Report: Weaponised AI Is Powering the Fifth Wave of Cybercrime

Group-IB has released its inaugural white paper, ‘Weaponized AI: Inside the Criminal Ecosystem Fueling the Fifth Wave of Cybercrime,’ which explores how AI is transforming and accelerating malicious activity within the cybercrime landscape.

Over the past 30 years, cybercrime has evolved through successive waves, from manual phishing in the late 90s to industrialised ransomware, and on to supply chain and ecosystem attacks that characterised the early 2020s. Group-IB has found a 371% surge in dark web forum posts featuring AI keywords since 2019, and a ten-fold increase in replies (1199%). Now, adversaries are industrialising AI, turning once specialist skills such as persuasion, impersonation, and malware development into on-demand services available to anyone with a credit card.

The fifth wave of cybercrime

Group-IB’s 2025 infiltration of dark web forums and underground marketplaces found that AI abuse dominated dark web discussions, with 23,621 first posts and 298,231 replies. Interest peaked in 2023, following the release of ChatGPT to the general public in late 2022, with over 300,000 replies to AI posts, coinciding with the release of GPT-4 and rising regulatory/societal concerns.

Unlike earlier waves of cybercrime, AI adoption by threat actors has been strikingly fast. AI is now firmly embedded as core infrastructure throughout the criminal ecosystem rather than an occasional exploit.

Crimeware accessible for the cost of a monthly streaming subscription

Group-IB investigations suggest that a few distinct seller types routinely market and package AI crimeware to lower-skilled buyers on underground markets, making sophisticated attacks accessible to novices. Vendors are mimicking aspects of legitimate SaaS businesses, from pricing tiers and subscription models to customer service support.

AI crimeware typically falls into three main categories: LLM exploitation, phishing and social engineering automation, and malware and tooling. These dark web offerings are affordable and often bundled together to make them more attractive to potential buyers.

The operating systems of modern cybercrime

Dark LLM?s: Threat actors are moving past chatbot misuse and are creating proprietary Dark LLMs that are more stable, capable, and have no ethical restrictions. Group-IB identifies at least three active vendors offering Dark LLMs, with subscription prices ranging from $30 to $200 per month and a customer base exceeding 1,000 users.

Jailbreak framework services and instructions: Jailbreaking enables legitimate LLMs to output disallowed, unsafe, or malicious content by leveraging reusable templates or instructions to bypass guardrails. Group-IB found that by the end of Q3 2025, the volume of these posts almost equaled the total volume for 2024, with a focus predominantly on ChatGPT and OpenAI models.

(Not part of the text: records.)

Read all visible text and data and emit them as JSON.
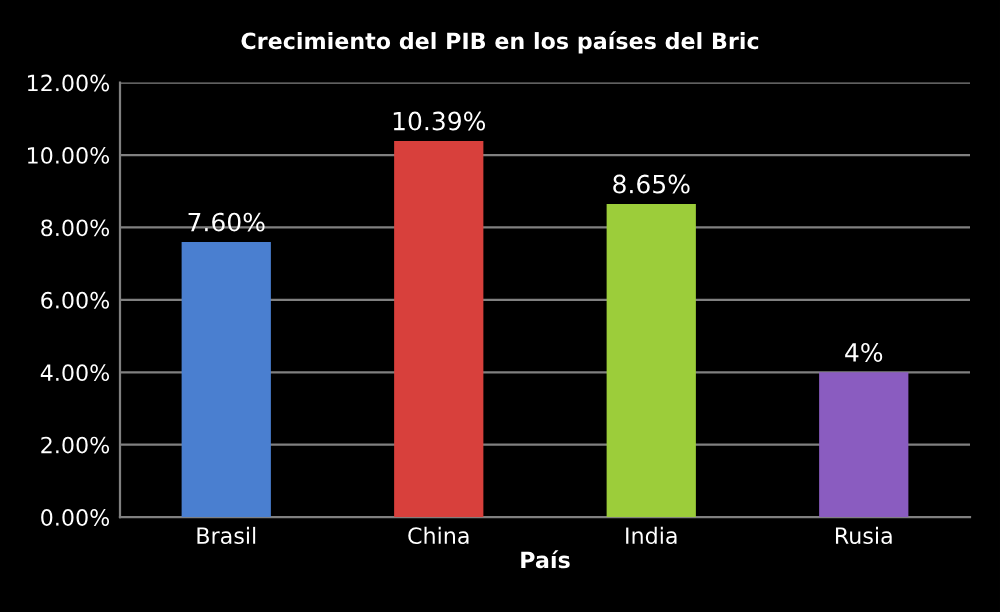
{
  "chart_data": {
    "type": "bar",
    "title": "Crecimiento del PIB en los países del Bric",
    "xlabel": "País",
    "categories": [
      "Brasil",
      "China",
      "India",
      "Rusia"
    ],
    "values": [
      7.6,
      10.39,
      8.65,
      4
    ],
    "colors": [
      "#4a7fd0",
      "#d8403c",
      "#9ccd3a",
      "#8a5cc0"
    ],
    "value_labels": [
      "7.60%",
      "10.39%",
      "8.65%",
      "4%"
    ],
    "ylim": [
      0,
      12
    ],
    "yticks": [
      {
        "value": 0,
        "label": "0.00%"
      },
      {
        "value": 2,
        "label": "2.00%"
      },
      {
        "value": 4,
        "label": "4.00%"
      },
      {
        "value": 6,
        "label": "6.00%"
      },
      {
        "value": 8,
        "label": "8.00%"
      },
      {
        "value": 10,
        "label": "10.00%"
      },
      {
        "value": 12,
        "label": "12.00%"
      }
    ],
    "grid": "y"
  }
}
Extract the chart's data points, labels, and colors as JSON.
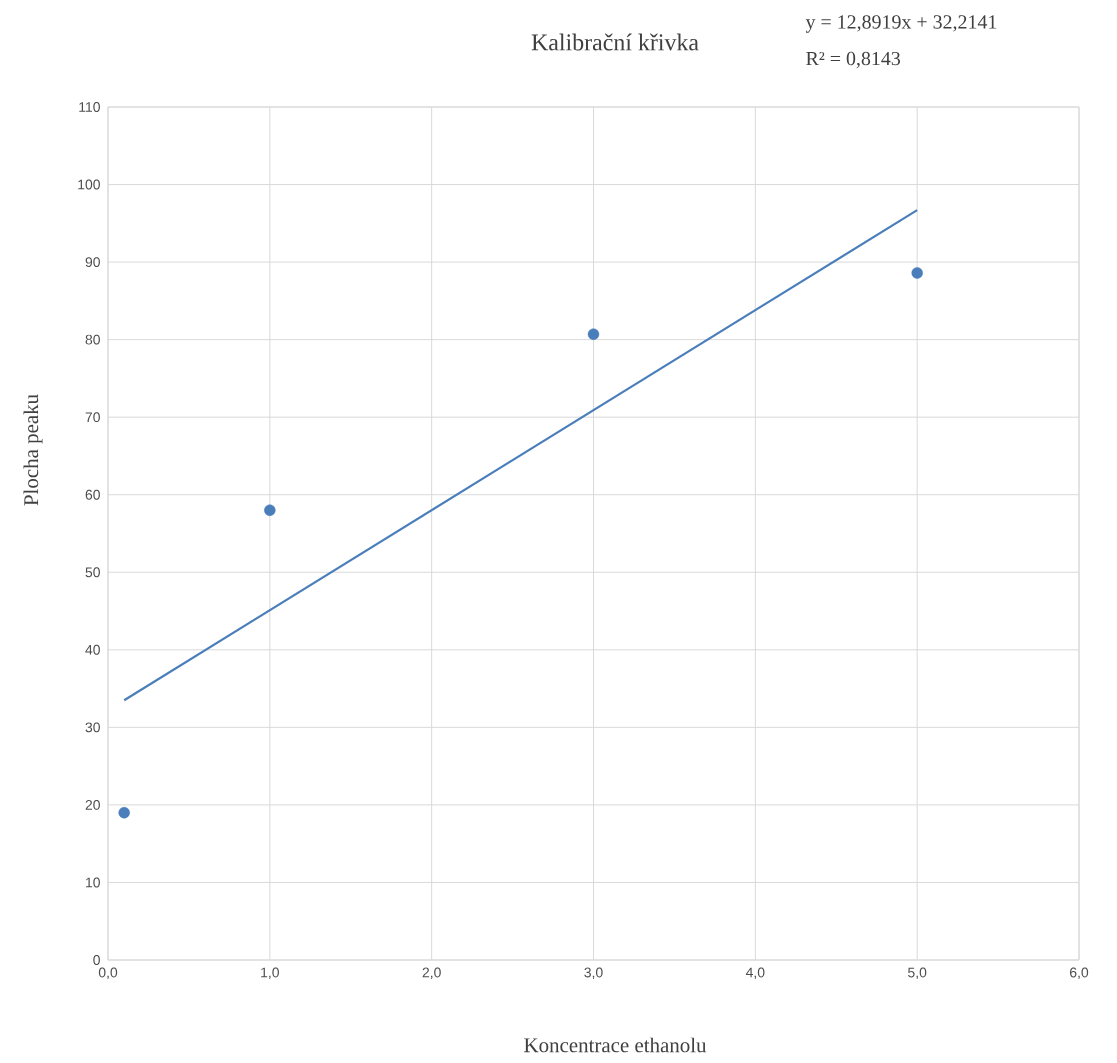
{
  "chart_data": {
    "type": "scatter",
    "title": "Kalibrační křivka",
    "xlabel": "Koncentrace ethanolu",
    "ylabel": "Plocha peaku",
    "annotations": [
      "y = 12,8919x + 32,2141",
      "R² = 0,8143"
    ],
    "xlim": [
      0,
      6
    ],
    "xticks": [
      {
        "value": 0,
        "label": "0,0"
      },
      {
        "value": 1,
        "label": "1,0"
      },
      {
        "value": 2,
        "label": "2,0"
      },
      {
        "value": 3,
        "label": "3,0"
      },
      {
        "value": 4,
        "label": "4,0"
      },
      {
        "value": 5,
        "label": "5,0"
      },
      {
        "value": 6,
        "label": "6,0"
      }
    ],
    "ylim": [
      0,
      110
    ],
    "yticks": [
      0,
      10,
      20,
      30,
      40,
      50,
      60,
      70,
      80,
      90,
      100,
      110
    ],
    "grid": true,
    "series": [
      {
        "color": "#4a7ebb",
        "marker": "circle",
        "x": [
          0.1,
          1,
          3,
          5
        ],
        "values": [
          19,
          58,
          80.7,
          88.6
        ]
      },
      {
        "type": "line",
        "marker": "none",
        "color": "#4a7ebb",
        "x": [
          0.1,
          5
        ],
        "values": [
          33.5,
          96.7
        ]
      }
    ]
  }
}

Deepfake-as-a-service: Group-IB’s monitoring of dark web forums shows a thriving marketplace for synthetic identity kits offering AI video actors, cloned voices, and even biometric datasets for as little as $5 USD. Group-IB analysts detected and exported 300+ dark web posts from 2022 to September 2025 referencing deepfake and KYC, with 2025 seeing a 52% increase in unique usernames. Attackers are harvesting samples with as little as 10 seconds of audio from social media, webinars or even past phone calls to create convincing clones.

Craig Jones, Former INTERPOL Director of Cybercrime and Independent Strategic Advisor, said: AI has industrialized cybercrime. What once required skilled operators and time can now be bought, automated, and scaled globally. While AI hasn’t created new motives for cybercriminals, money, leverage, and access still drive the ecosystem; it has dramatically increased the speed, scale, and sophistication with which those motives are pursued. The shift marks a new era, where speed, volume, and sophisticated impersonation have fundamentally changed how crime is committed and how hard it is to stop.

How defenders are mobilizing against weaponized AI

Weaponized AI is a global challenge that no single organization or regulator can tackle in isolation. Unlike traditional malware, AI-enabled attacks leave little forensic trace, making detection and attribution harder. For defenders, this landscape demands urgent adaptation.

Group-IB’s research underscores the need for intelligence-led security strategies that place adversary behavior at the center, combining predictive threat intelligence, fraud prevention, and deep visibility into underground ecosystems. Cross-border collaboration between the private sector, law enforcement, and regulators will be essential to counter this evolving threat.

Dmitry Volkov, CEO of Group-IB, adds: From the frontlines of cybercrime, AI is giving criminals unprecedented reach. Today, AI is enabling criminals to scale scams with ease and create hyper-personalisation and social engineering to a new standard. In the near future, autonomous AI will carry out attacks that once required human expertise. Understanding this shift is essential to stopping the next generation of threats and ensuring defenders outpace attackers, moving towards an intelligence-led security strategy that combines AI-driven detection, fraud prevention, and deep visibility into underground criminal ecosystems.